How to Make a Room Bright - Without Going All White
Frequently, clients comes to the first meeting asking for an all-white kitchen. As we explore exactly why they are drawn to that look, it usually comes down to two things: "I don't want my house to be dark," or "this kitchen looks so clean." We then explain that color is only one element of design and there are many other [more interesting] ways to make their home bright, inviting, and clean. Because, frankly, the all-white look is on its way out for good reason: it's far from practical and boring to boot.
Since this is such a common question, I want to share with you my very best tips for making a room bright without going all white.
Plenty of it. And natural, if possible. Including enough lighting is the single biggest thing you can do to make your home inviting. A room with white everything will still feel dark if it's not well-lit, while a room with black or navy walls will feel comfortable and welcoming with plenty of light. Large windows are best since we respond to natural light, but a combination of lamps, overhead lighting, and accent lighting will give a room depth.
Another thing to think about is the temperature of your artificial lighting - how warm or cool it is. Light temperature is measured in Kelvin (K); the warmer the light the lower the Kelvin and the cooler the light the higher the Kelvin. To give you an idea of what that even means, direct sunlight is 4800K. But bring that level of Kelvin inside with an LED bulb and it looks blue. Incandescent bulbs should not even be on your radar, but they clock in around 2800K - they produce very yellow light. White to slightly warm artificial lighting looks the best in homes (contemporary homes look good with whiter light, while traditional residences tend to need slightly warmer light). It's a good idea to buy a few different bulb colors and try them out in your house to see what you respond to best.
Adding a contrasting or darker element to a light room makes the rest of the room feel brighter while adding comfort or coziness to the space. The contrast actually emphasizes the lightness, rather than making it fade. It seems counterintuative, but look at what top designers are doing (Pinterest) and you'll see it over and over. In the kitchen above, the dark of the floor, cabinets, and ceiling really set off the white of the rest of the space, grounding it while making the room feel expansive. You can look out onto the garden (and feel connected) from a comfortable place of shelter.
3. VISUAL SPACE
Visual clutter, whether it is too much on the walls or too many patterns, leaves your eye bouncing from thing to thing with no where to rest. It can subconsciously make you feel anxious or uneasy. When you intentionally make space in your home for your eye to rest, you feel calmer and your home feels cleaner. This doesn't mean making things boring! It means that you create a focal point (so your eye knows where to go) and allow the rest of the design to showcase and support it.

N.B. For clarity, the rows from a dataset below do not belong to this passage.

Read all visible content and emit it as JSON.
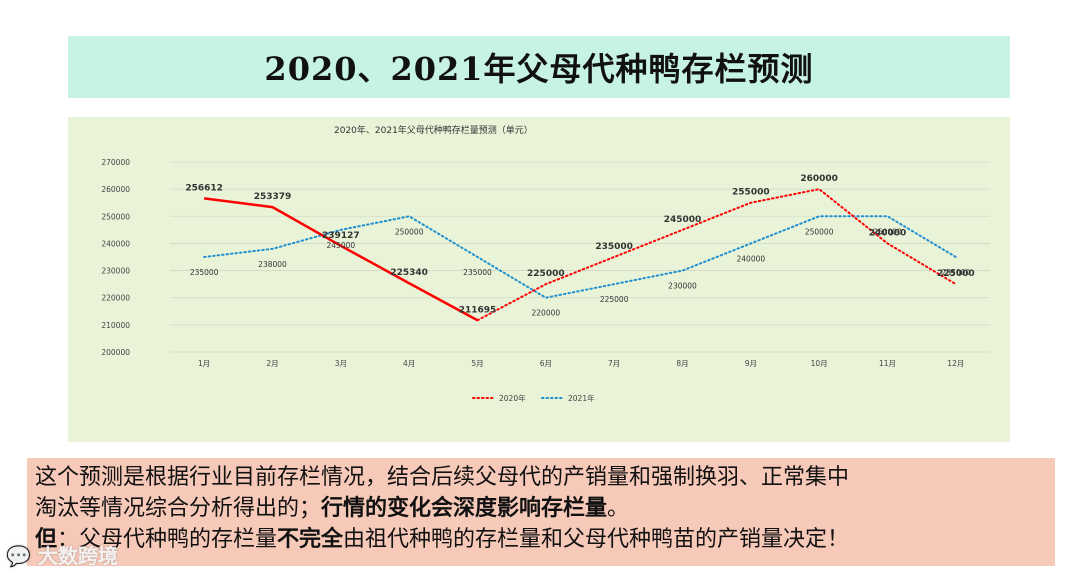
{
  "slide": {
    "title": "2020、2021年父母代种鸭存栏预测",
    "note": {
      "line1": "这个预测是根据行业目前存栏情况，结合后续父母代的产销量和强制换羽、正常集中",
      "line2_normal": "淘汰等情况综合分析得出的；",
      "line2_bold": "行情的变化会深度影响存栏量",
      "line2_end": "。",
      "line3_bold1": "但",
      "line3_normal1": "：父母代种鸭的存栏量",
      "line3_bold2": "不完全",
      "line3_normal2": "由祖代种鸭的存栏量和父母代种鸭苗的产销量决定！"
    },
    "watermark": "大数跨境",
    "watermark_icon": "chat-bubble-icon"
  },
  "chart_data": {
    "type": "line",
    "title": "2020年、2021年父母代种鸭存栏量预测（单元）",
    "categories": [
      "1月",
      "2月",
      "3月",
      "4月",
      "5月",
      "6月",
      "7月",
      "8月",
      "9月",
      "10月",
      "11月",
      "12月"
    ],
    "ylim": [
      200000,
      270000
    ],
    "yticks": [
      "200000",
      "210000",
      "220000",
      "230000",
      "240000",
      "250000",
      "260000",
      "270000"
    ],
    "grid": true,
    "legend_position": "bottom",
    "series": [
      {
        "name": "2020年",
        "color": "#ff0000",
        "values": [
          256612,
          253379,
          239127,
          225340,
          211695,
          225000,
          235000,
          245000,
          255000,
          260000,
          240000,
          225000
        ],
        "labels": [
          "256612",
          "253379",
          "239127",
          "225340",
          "211695",
          "225000",
          "235000",
          "245000",
          "255000",
          "260000",
          "240000",
          "225000"
        ],
        "solid_until_index": 4
      },
      {
        "name": "2021年",
        "color": "#1f8fd0",
        "values": [
          235000,
          238000,
          245000,
          250000,
          235000,
          220000,
          225000,
          230000,
          240000,
          250000,
          250000,
          235000
        ],
        "labels": [
          "235000",
          "238000",
          "245000",
          "250000",
          "235000",
          "220000",
          "225000",
          "230000",
          "240000",
          "250000",
          "250000",
          "235000"
        ]
      }
    ]
  }
}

The Japanese do this very well. After visiting Japan and seeing how visual space allows you to appreciate more subtle beauty - like shadows on the floor - I applied this principle in our home. I planned for specific walls to be bare to allow us mental space. With less inside to distract us, the view has become our art. My favorite spot is our breakfast nook where I can see the light and shadow shift and change throughout the day.
Texture is a designer's best friend. It can take your home from boring to spectacular very quickly; it's what brings warmth and dimension to a space. Think brick walls, wood beams, dimensional tile, decorative moldings, handmade ceramics, leather vs cotton vs rattan... Add several different textures in your home that capture your interest and enliven your senses. Sounds weird, but I know when I've made a good material selection for a home when everyone wants to touch it. Interesting texture draws us in; we can't help ourselves. A lack of texture sends us the other way - spaces without texture feel cold (not enough texture is why some contemporary design is seen as sterile).
The type of texture you use sets the scene for where you are. Imagine a farmhouse. What kind of fabrics are on the bed? What type of dishes are used? I'm thinking checked cotton, plain muslin or linen, maybe some matte ceramic or tin dishes. Now think of an apartment in New York. What would it look like? Exposed brick walls, shiny chrome fixtures, polished porcelain dishes. Completely different textures give a completely different sense of place. And the textures in your home can be any color. You can stick with a light color scheme or vary the colors, both need great texture.